Oriëntatie op jezelf en de wereld - Ruimte - kerndoel 49 - Groep 5 en 6 - Wat doen de kinderen


De leerlingen leren over de mondiale ruimtelijke spreiding van bevolkingsconcentraties en godsdiensten, van klimaten, energiebronnen en van natuurlandschappen zoals vulkanen, woestijnen, tropische regenwouden, hooggebergten en rivieren.


Groep 5 en 6


Wat doen de kinderen?

  • De kinderen leren over temperatuur en neerslag in vijf Europese hoofdsteden.
  • Ze oriënteren zich op de Europese klimaten.
  • Ze denken na over een aantal vragen met betrekking tot de thematische kaart (Europa) van de oorspronkelijke plantengroei.
  • Ze oriënteren zich op het verloop en de betekenis van de palm-, wijn- en graangrens in Europa.
  • De kinderen leren over vorm, plaats en ontstaan van gletsjers.
  • Ze oriënteren zich op de natuurkundige kaart van Zwitserland met betrekking tot gletsjers en toppen boven de 4000 meter en presenteren de resultaten aan elkaar.
  • Ze oriënteren zich op vergletsjering in Europa.

Toelichting: Mental map

De kaart die mensen in hun hoofd hebben van hun eigen omgeving, van Nederland, Europa en de wereld.

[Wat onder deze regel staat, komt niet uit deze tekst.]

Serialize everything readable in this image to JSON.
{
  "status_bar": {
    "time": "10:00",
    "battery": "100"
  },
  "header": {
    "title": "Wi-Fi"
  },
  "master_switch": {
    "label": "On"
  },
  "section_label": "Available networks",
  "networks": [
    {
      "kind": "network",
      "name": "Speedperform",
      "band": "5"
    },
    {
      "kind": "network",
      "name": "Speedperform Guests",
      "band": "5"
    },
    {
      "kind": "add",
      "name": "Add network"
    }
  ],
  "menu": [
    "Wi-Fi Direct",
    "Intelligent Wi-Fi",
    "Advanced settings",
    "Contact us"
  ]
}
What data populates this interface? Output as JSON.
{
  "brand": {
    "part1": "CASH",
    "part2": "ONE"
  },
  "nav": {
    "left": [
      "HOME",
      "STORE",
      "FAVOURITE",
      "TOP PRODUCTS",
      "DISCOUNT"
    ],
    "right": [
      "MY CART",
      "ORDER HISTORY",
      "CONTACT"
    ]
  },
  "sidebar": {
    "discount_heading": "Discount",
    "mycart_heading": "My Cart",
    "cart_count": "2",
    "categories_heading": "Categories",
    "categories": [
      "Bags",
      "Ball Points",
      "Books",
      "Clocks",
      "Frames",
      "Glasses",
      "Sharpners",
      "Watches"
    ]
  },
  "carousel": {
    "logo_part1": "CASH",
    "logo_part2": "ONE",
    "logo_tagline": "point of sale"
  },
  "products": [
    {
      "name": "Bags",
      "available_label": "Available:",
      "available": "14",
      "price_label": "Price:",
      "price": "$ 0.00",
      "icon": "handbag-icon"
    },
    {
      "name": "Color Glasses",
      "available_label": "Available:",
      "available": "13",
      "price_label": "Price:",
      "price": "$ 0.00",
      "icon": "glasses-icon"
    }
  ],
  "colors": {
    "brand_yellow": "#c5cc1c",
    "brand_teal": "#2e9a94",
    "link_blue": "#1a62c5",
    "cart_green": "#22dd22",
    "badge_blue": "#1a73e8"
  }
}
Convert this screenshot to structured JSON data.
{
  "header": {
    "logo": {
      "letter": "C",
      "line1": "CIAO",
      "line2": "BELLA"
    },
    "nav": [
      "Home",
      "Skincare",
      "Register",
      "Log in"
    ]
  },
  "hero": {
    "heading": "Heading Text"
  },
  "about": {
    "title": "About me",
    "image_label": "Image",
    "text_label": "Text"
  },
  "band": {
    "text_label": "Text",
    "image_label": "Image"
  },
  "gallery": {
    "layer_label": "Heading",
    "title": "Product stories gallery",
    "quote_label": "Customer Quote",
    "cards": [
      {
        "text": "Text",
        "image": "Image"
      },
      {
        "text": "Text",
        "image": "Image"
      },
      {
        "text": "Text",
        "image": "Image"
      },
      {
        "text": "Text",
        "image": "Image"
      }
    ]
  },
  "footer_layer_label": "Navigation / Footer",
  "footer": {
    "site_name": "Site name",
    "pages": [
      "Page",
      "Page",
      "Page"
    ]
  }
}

Bijvoorbeeld de mental map van Nederland: uit je hoofd een beschrijving kunnen geven van:

  • waar de provincies liggen;
  • welke belangrijke steden je (successievelijk) passeert als je met de trein van Groningen naar den Haag rijdt;
  • welke provincies grenzen aan Duitsland en aan België;
  • waar de meeste droogmakerijen voorkomen;
  • waar je de meeste kans hebt op gebieden met reliëf;
  • welke borden je moet volgen als je vanuit Utrecht met de auto naar Meppel moet;
  • enzovoort.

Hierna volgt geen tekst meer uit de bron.